Entonces, de improviso, Merry sintió por fin, inequívoco, el cambio: el cambio de viento. ¡Le soplaba en la cara! Asomó una luz. Lejos, muy lejos en el sur, las nubes eran formas grises y remotas que se amontonaban flotando a la deriva: más allá se abría la mañana.

Pero en ese mismo instante hubo un resplandor, como si un rayo hubiese salido de las entrañas mismas de la tierra, bajo la ciudad. Durante un segundo vieron la forma incandescente, enceguecedora y lejana en blanco y negro, y la torre más alta resplandeció como una aguja rutilante; y un momento después, cuando volvió a cerrarse la oscuridad, un trueno ensordecedor y prolongado llegó desde los campos.
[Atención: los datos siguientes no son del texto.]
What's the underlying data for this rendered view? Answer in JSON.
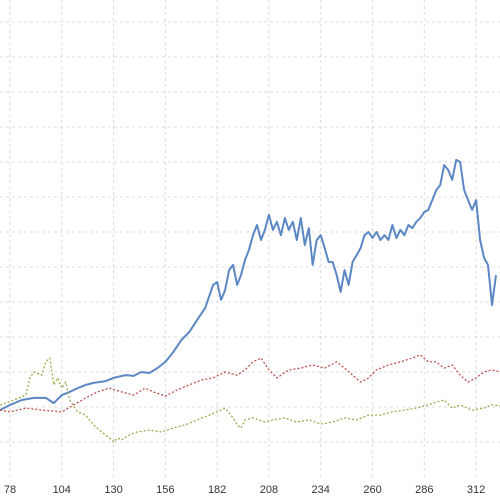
{
  "chart_data": {
    "type": "line",
    "xlim": [
      73,
      324
    ],
    "xticks": [
      78,
      104,
      130,
      156,
      182,
      208,
      234,
      260,
      286,
      312
    ],
    "ylim": [
      0,
      13.6
    ],
    "yticks": [
      1,
      2,
      3,
      4,
      5,
      6,
      7,
      8,
      9,
      10,
      11,
      12,
      13
    ],
    "show_ytick_labels": false,
    "grid": true,
    "series": [
      {
        "color": "#5b87c5",
        "style": "solid",
        "x": [
          73,
          78,
          84,
          90,
          96,
          100,
          104,
          108,
          112,
          116,
          120,
          126,
          130,
          136,
          140,
          144,
          148,
          152,
          156,
          160,
          164,
          168,
          172,
          176,
          180,
          182,
          184,
          186,
          188,
          190,
          192,
          194,
          196,
          198,
          200,
          202,
          204,
          206,
          208,
          210,
          212,
          214,
          216,
          218,
          220,
          222,
          224,
          226,
          228,
          230,
          232,
          234,
          236,
          238,
          240,
          242,
          244,
          246,
          248,
          250,
          252,
          254,
          256,
          258,
          260,
          262,
          264,
          266,
          268,
          270,
          272,
          274,
          276,
          278,
          280,
          282,
          284,
          286,
          288,
          290,
          292,
          294,
          296,
          298,
          300,
          302,
          304,
          306,
          308,
          310,
          312,
          314,
          316,
          318,
          320,
          322
        ],
        "values": [
          1.91,
          2.06,
          2.2,
          2.26,
          2.26,
          2.11,
          2.34,
          2.43,
          2.54,
          2.63,
          2.69,
          2.74,
          2.83,
          2.91,
          2.89,
          3.0,
          2.97,
          3.11,
          3.29,
          3.57,
          3.91,
          4.14,
          4.49,
          4.83,
          5.49,
          5.57,
          5.06,
          5.34,
          5.91,
          6.06,
          5.49,
          5.77,
          6.2,
          6.49,
          6.91,
          7.2,
          6.77,
          7.06,
          7.49,
          7.06,
          7.29,
          6.91,
          7.4,
          7.06,
          7.29,
          6.77,
          7.4,
          6.63,
          7.11,
          6.06,
          6.77,
          6.91,
          6.54,
          6.14,
          6.14,
          5.77,
          5.29,
          5.91,
          5.49,
          6.14,
          6.34,
          6.54,
          6.91,
          7.0,
          6.83,
          7.0,
          6.77,
          6.91,
          6.77,
          7.2,
          6.83,
          7.06,
          6.91,
          7.2,
          7.11,
          7.29,
          7.4,
          7.57,
          7.63,
          7.91,
          8.2,
          8.34,
          8.91,
          8.77,
          8.49,
          9.06,
          9.0,
          8.2,
          7.91,
          7.63,
          7.91,
          6.77,
          6.26,
          6.06,
          4.91,
          5.77
        ]
      },
      {
        "color": "#c0504d",
        "style": "dotted",
        "x": [
          73,
          78,
          86,
          94,
          104,
          110,
          116,
          122,
          128,
          134,
          140,
          146,
          150,
          156,
          162,
          168,
          174,
          180,
          186,
          192,
          196,
          200,
          204,
          208,
          212,
          218,
          224,
          230,
          236,
          242,
          246,
          250,
          254,
          258,
          262,
          268,
          274,
          280,
          284,
          288,
          292,
          296,
          300,
          304,
          308,
          312,
          316,
          320,
          324
        ],
        "values": [
          1.91,
          1.86,
          1.97,
          1.91,
          1.86,
          2.06,
          2.26,
          2.43,
          2.54,
          2.43,
          2.34,
          2.54,
          2.43,
          2.31,
          2.49,
          2.63,
          2.77,
          2.83,
          3.0,
          2.91,
          3.06,
          3.29,
          3.4,
          3.06,
          2.83,
          3.06,
          3.11,
          3.2,
          3.11,
          3.29,
          3.11,
          2.91,
          2.71,
          2.83,
          3.06,
          3.2,
          3.29,
          3.4,
          3.49,
          3.29,
          3.29,
          3.11,
          3.2,
          2.91,
          2.71,
          2.83,
          3.0,
          3.06,
          3.0
        ]
      },
      {
        "color": "#9bab4f",
        "style": "dotted",
        "x": [
          73,
          80,
          86,
          88,
          90,
          94,
          96,
          98,
          100,
          102,
          104,
          106,
          108,
          112,
          116,
          120,
          124,
          128,
          130,
          132,
          134,
          138,
          142,
          148,
          154,
          160,
          166,
          172,
          178,
          182,
          186,
          190,
          192,
          194,
          196,
          200,
          206,
          210,
          216,
          222,
          228,
          234,
          240,
          246,
          252,
          258,
          264,
          270,
          276,
          282,
          288,
          292,
          296,
          300,
          304,
          310,
          316,
          320,
          324
        ],
        "values": [
          2.06,
          2.2,
          2.34,
          2.83,
          3.0,
          2.91,
          3.29,
          3.4,
          2.63,
          2.83,
          2.54,
          2.71,
          2.2,
          1.86,
          1.77,
          1.49,
          1.29,
          1.11,
          1.0,
          1.11,
          1.06,
          1.2,
          1.29,
          1.34,
          1.29,
          1.4,
          1.49,
          1.63,
          1.77,
          1.86,
          1.97,
          1.69,
          1.49,
          1.4,
          1.63,
          1.69,
          1.57,
          1.63,
          1.69,
          1.57,
          1.63,
          1.51,
          1.57,
          1.69,
          1.63,
          1.77,
          1.77,
          1.86,
          1.91,
          1.97,
          2.06,
          2.14,
          2.2,
          1.97,
          2.06,
          1.91,
          1.97,
          2.06,
          2.03
        ]
      }
    ]
  }
}
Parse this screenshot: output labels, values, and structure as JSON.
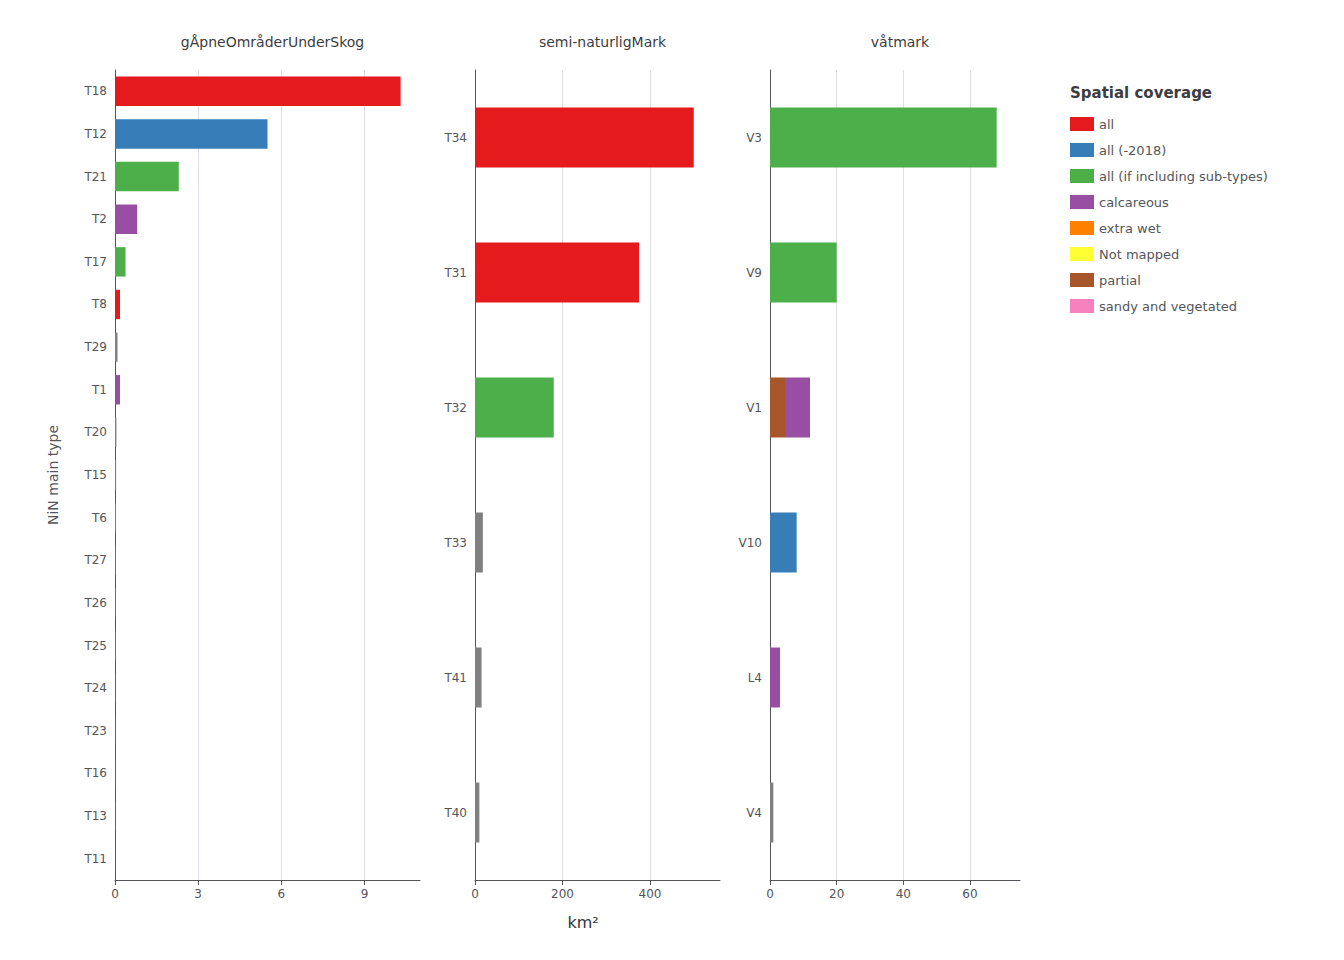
{
  "chart_data": [
    {
      "type": "bar",
      "orientation": "horizontal",
      "title": "gÅpneOmråderUnderSkog",
      "ylabel": "NiN main type",
      "categories": [
        "T18",
        "T12",
        "T21",
        "T2",
        "T17",
        "T8",
        "T29",
        "T1",
        "T20",
        "T15",
        "T6",
        "T27",
        "T26",
        "T25",
        "T24",
        "T23",
        "T16",
        "T13",
        "T11"
      ],
      "series": [
        {
          "values": [
            10.3,
            5.5,
            2.3,
            0.8,
            0.38,
            0.18,
            0.09,
            0.18,
            0.05,
            0.04,
            0.03,
            0.02,
            0.02,
            0.02,
            0.01,
            0.01,
            0.01,
            0.01,
            0.005
          ],
          "colors": [
            "#E41A1C",
            "#377EB8",
            "#4DAF4A",
            "#984EA3",
            "#4DAF4A",
            "#E41A1C",
            "#808080",
            "#984EA3",
            "#808080",
            "#808080",
            "#808080",
            "#808080",
            "#808080",
            "#808080",
            "#808080",
            "#808080",
            "#808080",
            "#808080",
            "#808080"
          ]
        }
      ],
      "xlim": [
        0,
        11
      ],
      "xticks": [
        0,
        3,
        6,
        9
      ],
      "grid": true
    },
    {
      "type": "bar",
      "orientation": "horizontal",
      "title": "semi-naturligMark",
      "categories": [
        "T34",
        "T31",
        "T32",
        "T33",
        "T41",
        "T40"
      ],
      "series": [
        {
          "values": [
            500,
            375,
            180,
            18,
            15,
            10
          ],
          "colors": [
            "#E41A1C",
            "#E41A1C",
            "#4DAF4A",
            "#808080",
            "#808080",
            "#808080"
          ]
        }
      ],
      "xlim": [
        0,
        560
      ],
      "xticks": [
        0,
        200,
        400
      ],
      "grid": true
    },
    {
      "type": "bar",
      "orientation": "horizontal",
      "title": "våtmark",
      "stacked": true,
      "categories": [
        "V3",
        "V9",
        "V1",
        "V10",
        "L4",
        "V4"
      ],
      "series": [
        {
          "values": [
            68,
            20,
            4.5,
            8,
            3,
            1
          ],
          "colors": [
            "#4DAF4A",
            "#4DAF4A",
            "#A65628",
            "#377EB8",
            "#984EA3",
            "#808080"
          ]
        },
        {
          "values": [
            null,
            null,
            7.5,
            null,
            null,
            null
          ],
          "colors": [
            null,
            null,
            "#984EA3",
            null,
            null,
            null
          ]
        }
      ],
      "xlim": [
        0,
        75
      ],
      "xticks": [
        0,
        20,
        40,
        60
      ],
      "grid": true
    }
  ],
  "xlabel": "km²",
  "legend_title": "Spatial coverage",
  "legend_items": [
    {
      "label": "all",
      "color": "#E41A1C"
    },
    {
      "label": "all (-2018)",
      "color": "#377EB8"
    },
    {
      "label": "all (if including sub-types)",
      "color": "#4DAF4A"
    },
    {
      "label": "calcareous",
      "color": "#984EA3"
    },
    {
      "label": "extra wet",
      "color": "#FF7F00"
    },
    {
      "label": "Not mapped",
      "color": "#FFFF33"
    },
    {
      "label": "partial",
      "color": "#A65628"
    },
    {
      "label": "sandy and vegetated",
      "color": "#F781BF"
    }
  ]
}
Como al conjuro de aquel ruido atronador, la figura encorvada del rey se enderezó súbitamente. Y otra vez se le vio en la montura alto y orgulloso; e irguiéndose sobre los estribos gritó, con una voz más fuerte y clara que la que oyera jamás ningún mortal:

¡De pie, de pie, Jinetes de Théoden!
Un momento cruel se avecina: ¡fuego y matanza!
Trepidarán las lanzas, volarán en añicos los escudos,
¡un día de la espada, un día rojo, antes que llegue el alba!
¡Galopad ahora, galopad! ¡A Gondor!

Y al decir esto, tomó un gran cuerno de las manos de Guthlaf, el portaestandarte, y lo sopló con tal fuerza que el cuerno se quebró. Y al instante se elevaron juntas las voces de todos los cuernos del ejército, y el sonido de los cuernos de Rohan en esa hora fue como una tempestad sobre la llanura y como un trueno en las montañas.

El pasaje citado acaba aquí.